DEARBORN – For Mohamad “Moe” Rustom, the language barrier isn’t just about difficulty in communication, it’s about safety.
Rustom with award. |
“It is an honor to be recognized,” said Rustom, who has been a nurse for 20 years and worked with OHS for the past eight.
Rustom, a Dearborn Heights resident, said he saw many instances where language barriers were impacting patient care as an emergency and trauma nurse dating back to 1991. Often patients were returning to the emergency room for follow-up care or discharge instructions.
“People were coming back because they didn’t understand what they were supposed to do or how to take their medications,” said Rustom. “Patient safety was a real concern.”
In a county as populous as Wayne County, home to people of countless ethnic backgrounds, national origins, cultures and religions—and socio-economic status—the need for interpretive/translation services was growing all the time. With a $250,000 grant from the Masco Corporation, Oakwood started the Interpretive and Translation Services (ITS) program in 2003 and named Rustom the manager of it in 2005. He developed the program into a nationally recognized language access program that is still known as a model of innovation today. It is one of only two programs in southeast Michigan regarded as an industry leader in redressing healthcare disparities through the elimination of language barriers and access to consistent and high-quality care.
“Healing, wellness and safety depend on the patient’s right to knowledge, comfort and control,” said Rustom. “The cornerstone of these is effective communication.”
The program provides Spanish and Arabic interpreters onsite at all inpatient and emergency facilities, on-site translators to explain patient care documents, along with three-way interpreter telephones for live patient-provider interpretation in more than 140 languages, which is available 24 hours a day.

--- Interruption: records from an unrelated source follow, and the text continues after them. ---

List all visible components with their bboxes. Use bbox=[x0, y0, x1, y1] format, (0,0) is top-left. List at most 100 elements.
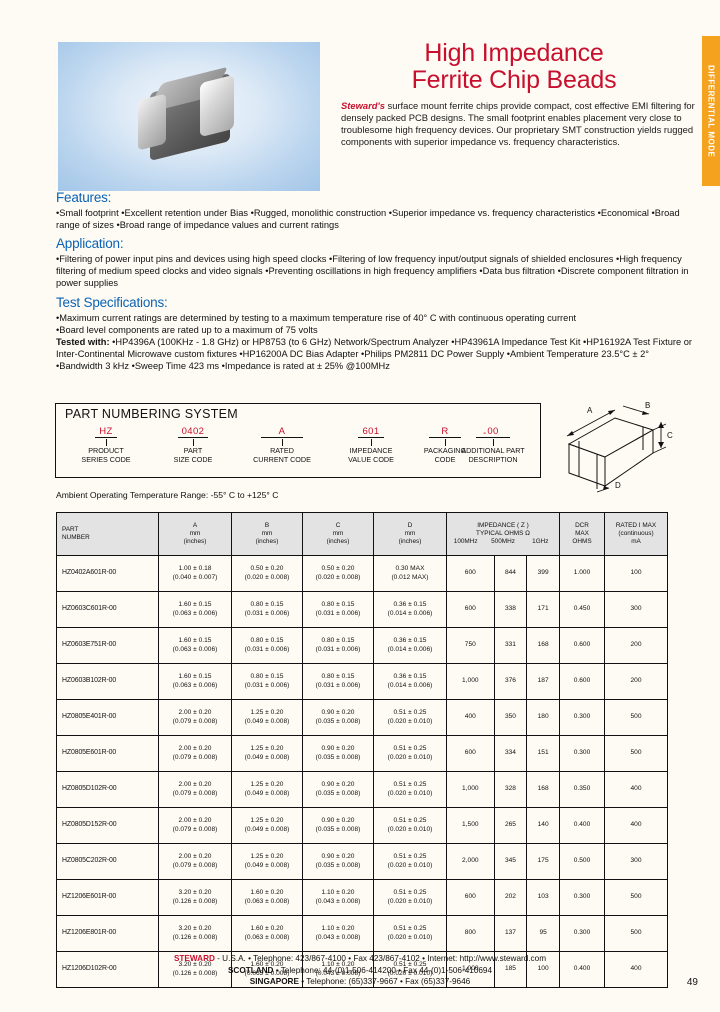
cell-part-number: HZ0805E401R-00 bbox=[56, 699, 159, 736]
pn-code-part-size: 0402 bbox=[177, 426, 209, 438]
header-dim-a-letter: A bbox=[192, 522, 198, 530]
cell-impedance-1ghz: 171 bbox=[526, 591, 560, 628]
page-number: 49 bbox=[686, 977, 698, 988]
cell-dim-b: 0.50 ± 0.20 (0.020 ± 0.008) bbox=[231, 555, 303, 592]
header-imax-l3: mA bbox=[631, 537, 641, 545]
drawing-label-d: D bbox=[615, 481, 621, 490]
cell-dim-b: 1.25 ± 0.20 (0.049 ± 0.008) bbox=[231, 807, 303, 844]
cell-impedance-100mhz: 600 bbox=[446, 591, 495, 628]
cell-rated-imax: 500 bbox=[604, 699, 668, 736]
brand-name: Steward's bbox=[341, 100, 385, 111]
header-dcr-l1: DCR bbox=[575, 522, 589, 530]
page-title: High Impedance Ferrite Chip Beads bbox=[330, 40, 698, 94]
table-row: HZ0805E601R-00 2.00 ± 0.20 (0.079 ± 0.008)… bbox=[56, 735, 668, 772]
cell-dim-b: 1.60 ± 0.20 (0.063 ± 0.008) bbox=[231, 879, 303, 916]
table-row: HZ1206E601R-00 3.20 ± 0.20 (0.126 ± 0.008)… bbox=[56, 879, 668, 916]
table-row: HZ0805E401R-00 2.00 ± 0.20 (0.079 ± 0.008)… bbox=[56, 699, 668, 736]
header-dcr-l2: MAX bbox=[575, 530, 589, 538]
footer-singapore-text: • Telephone: (65)337-9667 • Fax (65)337-… bbox=[298, 977, 471, 986]
cell-rated-imax: 400 bbox=[604, 807, 668, 844]
cell-part-number: HZ1206E801R-00 bbox=[56, 915, 159, 952]
table-row: HZ0603E751R-00 1.60 ± 0.15 (0.063 ± 0.006)… bbox=[56, 627, 668, 664]
part-numbering-title: PART NUMBERING SYSTEM bbox=[65, 407, 238, 421]
side-tab-label: DIFFERENTIAL MODE bbox=[706, 64, 716, 158]
header-impedance-1ghz: 1GHz bbox=[532, 537, 549, 545]
cell-impedance-500mhz: 334 bbox=[493, 735, 528, 772]
cell-part-number: HZ0805D102R-00 bbox=[56, 771, 159, 808]
cell-rated-imax: 500 bbox=[604, 735, 668, 772]
cell-impedance-100mhz: 600 bbox=[446, 879, 495, 916]
cell-impedance-500mhz: 328 bbox=[493, 771, 528, 808]
test-tested-with: Tested with: •HP4396A (100KHz - 1.8 GHz)… bbox=[56, 336, 694, 373]
test-specifications-heading: Test Specifications: bbox=[56, 295, 168, 310]
features-text: •Small footprint •Excellent retention un… bbox=[56, 208, 680, 231]
header-impedance-100mhz: 100MHz bbox=[453, 537, 478, 545]
cell-impedance-1ghz: 187 bbox=[526, 663, 560, 700]
cell-dcr-max: 0.350 bbox=[559, 771, 605, 808]
cell-impedance-500mhz: 331 bbox=[493, 627, 528, 664]
cell-part-number: HZ0805D152R-00 bbox=[56, 807, 159, 844]
cell-dim-d: 0.51 ± 0.25 (0.020 ± 0.010) bbox=[373, 771, 447, 808]
cell-dim-c: 0.80 ± 0.15 (0.031 ± 0.006) bbox=[302, 663, 374, 700]
cell-part-number: HZ0603B102R-00 bbox=[56, 663, 159, 700]
cell-impedance-500mhz: 376 bbox=[493, 663, 528, 700]
product-photo bbox=[58, 42, 320, 191]
side-tab-differential-mode: DIFFERENTIAL MODE bbox=[702, 36, 720, 186]
cell-dim-d: 0.30 MAX (0.012 MAX) bbox=[373, 555, 447, 592]
cell-dim-a: 2.00 ± 0.20 (0.079 ± 0.008) bbox=[158, 735, 232, 772]
cell-dim-d: 0.51 ± 0.25 (0.020 ± 0.010) bbox=[373, 735, 447, 772]
header-dim-c: C mm (inches) bbox=[302, 512, 374, 556]
pn-code-additional: 00 bbox=[476, 426, 510, 438]
cell-rated-imax: 500 bbox=[604, 879, 668, 916]
pn-field-rated-current: A RATED CURRENT CODE bbox=[234, 426, 330, 464]
header-impedance-l2: TYPICAL OHMS Ω bbox=[476, 530, 530, 538]
cell-dim-a: 2.00 ± 0.20 (0.079 ± 0.008) bbox=[158, 807, 232, 844]
application-text: •Filtering of power input pins and devic… bbox=[56, 254, 689, 289]
cell-dim-d: 0.51 ± 0.25 (0.020 ± 0.010) bbox=[373, 915, 447, 952]
cell-impedance-500mhz: 137 bbox=[493, 915, 528, 952]
footer-usa-text: - U.S.A. • Telephone: 423/867-4100 • Fax… bbox=[214, 954, 547, 963]
chip-terminal-right bbox=[200, 74, 234, 138]
cell-part-number: HZ1206E601R-00 bbox=[56, 879, 159, 916]
cell-dim-c: 1.10 ± 0.20 (0.043 ± 0.008) bbox=[302, 879, 374, 916]
tested-with-text: •HP4396A (100KHz - 1.8 GHz) or HP8753 (t… bbox=[56, 337, 693, 372]
pn-tick bbox=[492, 439, 494, 446]
cell-rated-imax: 300 bbox=[604, 591, 668, 628]
header-rated-imax: RATED I MAX (continuous) mA bbox=[604, 512, 668, 556]
cell-impedance-1ghz: 151 bbox=[526, 735, 560, 772]
pn-tick bbox=[105, 439, 107, 446]
title-line-1: High Impedance bbox=[424, 39, 604, 67]
cell-dim-c: 0.90 ± 0.20 (0.035 ± 0.008) bbox=[302, 699, 374, 736]
header-impedance-500mhz: 500MHz bbox=[491, 537, 515, 545]
cell-part-number: HZ0603E751R-00 bbox=[56, 627, 159, 664]
pn-label-2: DESCRIPTION bbox=[468, 454, 518, 464]
cell-dim-b: 0.80 ± 0.15 (0.031 ± 0.006) bbox=[231, 663, 303, 700]
cell-rated-imax: 200 bbox=[604, 627, 668, 664]
cell-part-number: HZ0603C601R-00 bbox=[56, 591, 159, 628]
specifications-table-body: HZ0402A601R-00 1.00 ± 0.18 (0.040 ± 0.007)… bbox=[56, 555, 668, 988]
cell-impedance-500mhz: 345 bbox=[493, 843, 528, 880]
cell-impedance-500mhz: 844 bbox=[493, 555, 528, 592]
cell-dim-d: 0.51 ± 0.25 (0.020 ± 0.010) bbox=[373, 843, 447, 880]
pn-field-additional-description: 00 ADDITIONAL PART DESCRIPTION bbox=[448, 426, 538, 464]
table-row: HZ0402A601R-00 1.00 ± 0.18 (0.040 ± 0.007)… bbox=[56, 555, 668, 592]
footer-scotland-label: SCOTLAND bbox=[227, 965, 274, 975]
datasheet-page: DIFFERENTIAL MODE High Impedance Ferrite… bbox=[0, 0, 720, 1012]
header-imax-l1: RATED I MAX bbox=[615, 522, 657, 530]
cell-impedance-500mhz: 350 bbox=[493, 699, 528, 736]
cell-dcr-max: 0.500 bbox=[559, 843, 605, 880]
drawing-label-a: A bbox=[587, 406, 593, 415]
cell-impedance-100mhz: 600 bbox=[446, 735, 495, 772]
table-row: HZ0805D152R-00 2.00 ± 0.20 (0.079 ± 0.008)… bbox=[56, 807, 668, 844]
application-heading: Application: bbox=[56, 236, 124, 251]
cell-dim-a: 3.20 ± 0.20 (0.126 ± 0.008) bbox=[158, 915, 232, 952]
cell-impedance-1ghz: 399 bbox=[526, 555, 560, 592]
cell-dcr-max: 0.600 bbox=[559, 663, 605, 700]
cell-impedance-1ghz: 140 bbox=[526, 807, 560, 844]
cell-dim-a: 2.00 ± 0.20 (0.079 ± 0.008) bbox=[158, 699, 232, 736]
table-row: HZ0805D102R-00 2.00 ± 0.20 (0.079 ± 0.008)… bbox=[56, 771, 668, 808]
pn-code-impedance-value: 601 bbox=[358, 426, 384, 438]
table-row: HZ0805C202R-00 2.00 ± 0.20 (0.079 ± 0.008)… bbox=[56, 843, 668, 880]
footer-scotland-line: SCOTLAND • Telephone: 44-(0)1-506-414200… bbox=[0, 965, 720, 977]
footer-singapore-line: SINGAPORE • Telephone: (65)337-9667 • Fa… bbox=[0, 976, 720, 988]
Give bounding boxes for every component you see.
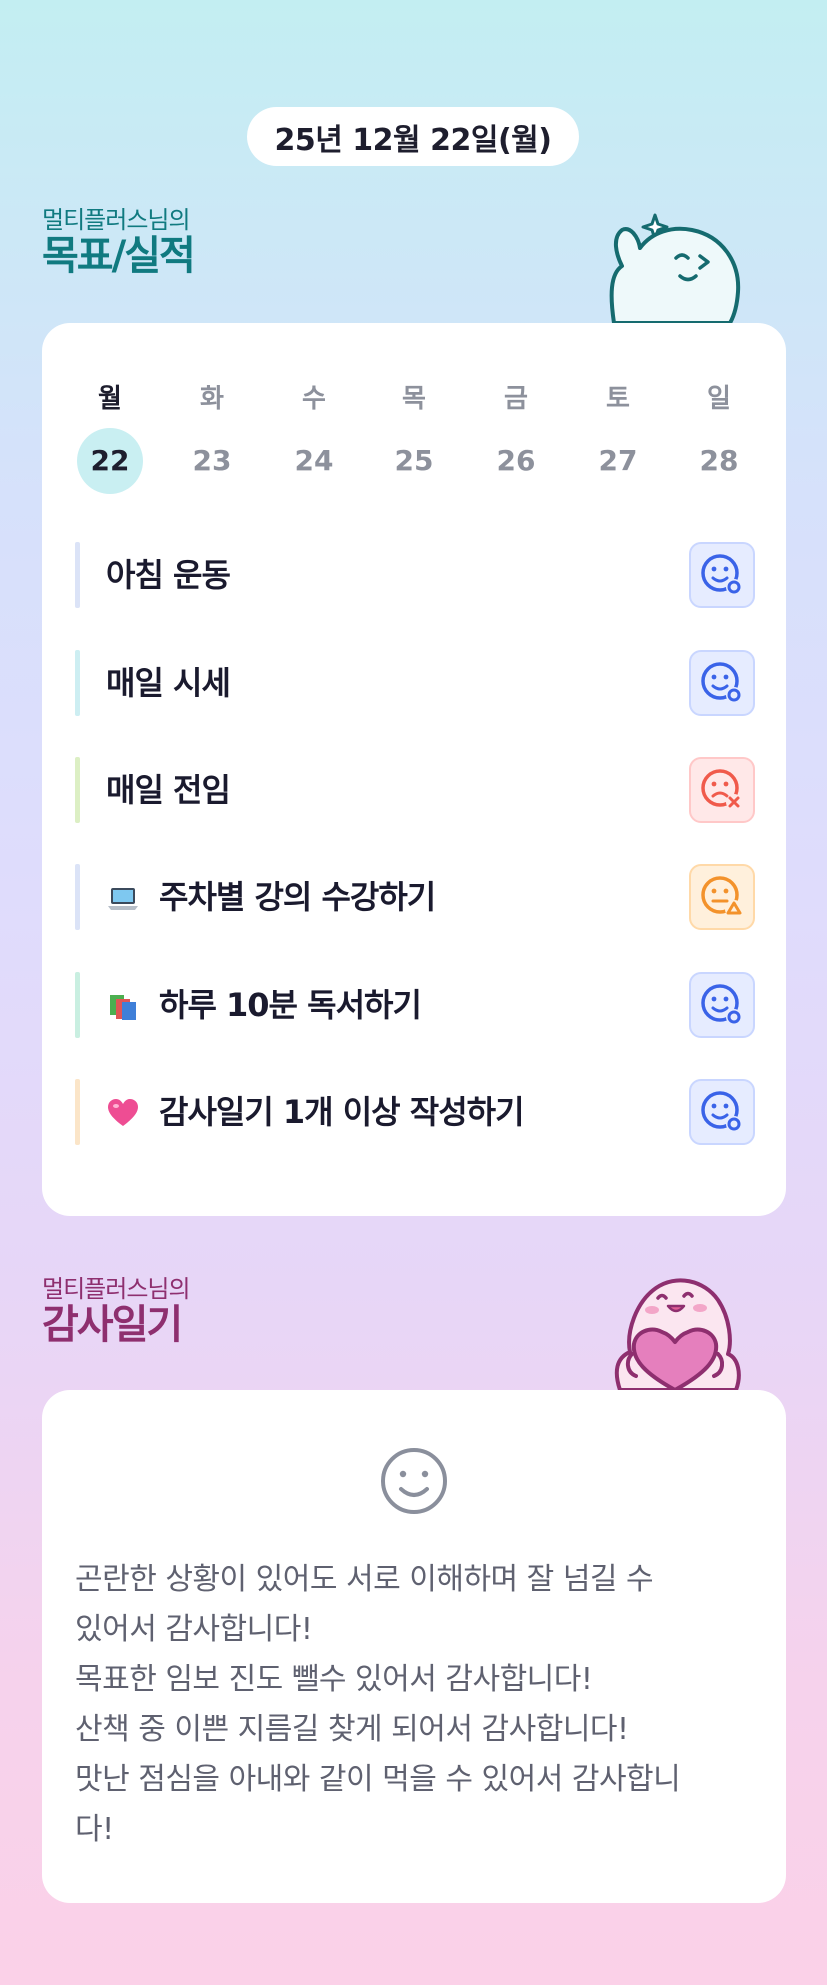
goal-color-bar <box>75 650 80 716</box>
goal-row[interactable]: 주차별 강의 수강하기 <box>75 864 755 930</box>
gratitude-line: 맛난 점심을 아내와 같이 먹을 수 있어서 감사합니 <box>75 1762 681 1797</box>
weekday-sat[interactable]: 토 <box>583 378 653 415</box>
heart-icon <box>108 1099 138 1126</box>
books-icon <box>110 995 136 1020</box>
date-number: 25 <box>394 444 434 477</box>
goals-title: 목표/실적 <box>42 233 196 279</box>
gratitude-subtitle: 멀티플러스님의 <box>42 1275 191 1303</box>
date-number: 24 <box>294 444 334 477</box>
goal-label: 주차별 강의 수강하기 <box>159 878 436 916</box>
goal-row[interactable]: 감사일기 1개 이상 작성하기 <box>75 1079 755 1145</box>
smile-icon[interactable] <box>379 1446 449 1516</box>
gratitude-line: 산책 중 이쁜 지름길 찾게 되어서 감사합니다! <box>75 1712 629 1747</box>
goal-status-button[interactable] <box>689 864 755 930</box>
gratitude-line: 다! <box>75 1812 114 1847</box>
weekday-tue[interactable]: 화 <box>177 378 247 415</box>
goal-status-button[interactable] <box>689 650 755 716</box>
goal-row[interactable]: 아침 운동 <box>75 542 755 608</box>
neutral-partial-icon <box>701 876 743 918</box>
goal-color-bar <box>75 757 80 823</box>
date-cell[interactable]: 25 <box>379 428 449 494</box>
gratitude-section-header: 멀티플러스님의 감사일기 <box>42 1275 191 1348</box>
date-pill[interactable]: 25년 12월 22일(월) <box>247 107 579 166</box>
gratitude-title: 감사일기 <box>42 1302 183 1348</box>
date-number: 22 <box>90 444 130 477</box>
goal-label: 매일 전임 <box>106 771 231 809</box>
goal-status-button[interactable] <box>689 542 755 608</box>
gratitude-line: 곤란한 상황이 있어도 서로 이해하며 잘 넘길 수 <box>75 1562 654 1597</box>
date-number: 23 <box>192 444 232 477</box>
smile-success-icon <box>701 662 742 703</box>
goals-subtitle: 멀티플러스님의 <box>42 206 191 234</box>
goal-color-bar <box>75 864 80 930</box>
date-cell[interactable]: 24 <box>279 428 349 494</box>
goal-row[interactable]: 매일 시세 <box>75 650 755 716</box>
gratitude-entry-text: 곤란한 상황이 있어도 서로 이해하며 잘 넘길 수 있어서 감사합니다! 목표… <box>75 1555 765 1855</box>
goal-status-button[interactable] <box>689 972 755 1038</box>
date-number: 26 <box>496 444 536 477</box>
goal-color-bar <box>75 542 80 608</box>
gratitude-card: 곤란한 상황이 있어도 서로 이해하며 잘 넘길 수 있어서 감사합니다! 목표… <box>42 1390 786 1903</box>
gratitude-line: 있어서 감사합니다! <box>75 1612 313 1647</box>
goal-color-bar <box>75 1079 80 1145</box>
date-selected[interactable]: 22 <box>75 428 145 494</box>
smile-success-icon <box>701 1091 742 1132</box>
sad-fail-icon <box>701 769 742 810</box>
weekday-fri[interactable]: 금 <box>481 378 551 415</box>
goal-status-button[interactable] <box>689 1079 755 1145</box>
date-cell[interactable]: 27 <box>583 428 653 494</box>
goals-card: 월 화 수 목 금 토 일 22 23 24 25 26 27 28 아침 운동… <box>42 323 786 1216</box>
date-cell[interactable]: 28 <box>684 428 754 494</box>
date-number: 28 <box>699 444 739 477</box>
date-number: 27 <box>598 444 638 477</box>
weekday-sun[interactable]: 일 <box>684 378 754 415</box>
goal-label: 감사일기 1개 이상 작성하기 <box>159 1093 525 1131</box>
goal-row[interactable]: 매일 전임 <box>75 757 755 823</box>
weekday-thu[interactable]: 목 <box>379 378 449 415</box>
smile-success-icon <box>701 984 742 1025</box>
smile-success-icon <box>701 554 742 595</box>
goal-label: 하루 10분 독서하기 <box>159 986 422 1024</box>
gratitude-line: 목표한 임보 진도 뺄수 있어서 감사합니다! <box>75 1662 593 1697</box>
date-cell[interactable]: 23 <box>177 428 247 494</box>
date-cell[interactable]: 26 <box>481 428 551 494</box>
date-label: 25년 12월 22일(월) <box>274 122 552 158</box>
laptop-icon <box>108 888 138 910</box>
goal-row[interactable]: 하루 10분 독서하기 <box>75 972 755 1038</box>
goal-status-button[interactable] <box>689 757 755 823</box>
goal-label: 매일 시세 <box>106 664 231 702</box>
weekday-mon[interactable]: 월 <box>75 378 145 415</box>
goal-label: 아침 운동 <box>106 556 231 594</box>
goal-color-bar <box>75 972 80 1038</box>
goals-section-header: 멀티플러스님의 목표/실적 <box>42 206 196 279</box>
weekday-wed[interactable]: 수 <box>279 378 349 415</box>
mascot-thumbs-up-icon <box>609 213 741 323</box>
mascot-heart-icon <box>614 1278 741 1390</box>
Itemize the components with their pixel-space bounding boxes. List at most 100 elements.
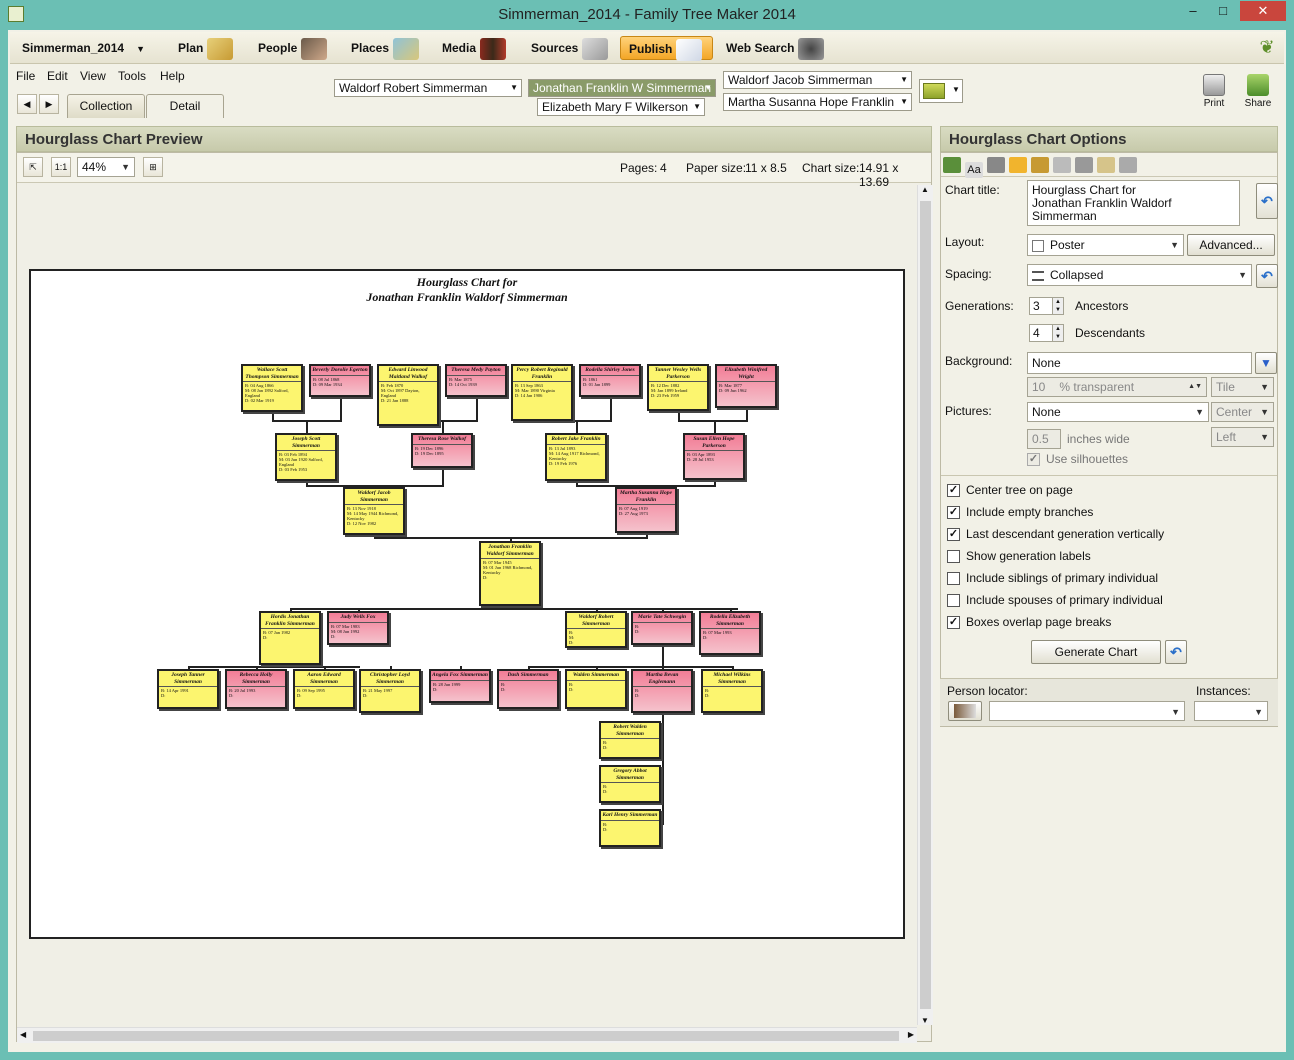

It also features Michigan’s first web-based ITS library with more than 100 patient information documents including discharge instructions, explanations of illnesses and procedures and patient rights. There are multi-language welcome and directional signs throughout the patient and visitor areas too.
Rustom also serves on the OHS Patient Rights Committee, Clinical Ethics Committee, Diversity Council and the Greater Detroit Area Health Council (GDAHC). He was instrumental in obtaining a Robert Wood Johnson Foundation Aligning Forces for Language Quality Improvement grant to Oakwood Hospital and Medical Center (OHMC), making it one of nine in the country to serve as a learning laboratory to help improve safety for patients with limited English proficiency.
For Rustom, though, it’s all just part of the job.
“It’s doing the right thing,” he said. “We have a diverse patient population that deserves the best in care. We have to respond to the needs of the community.”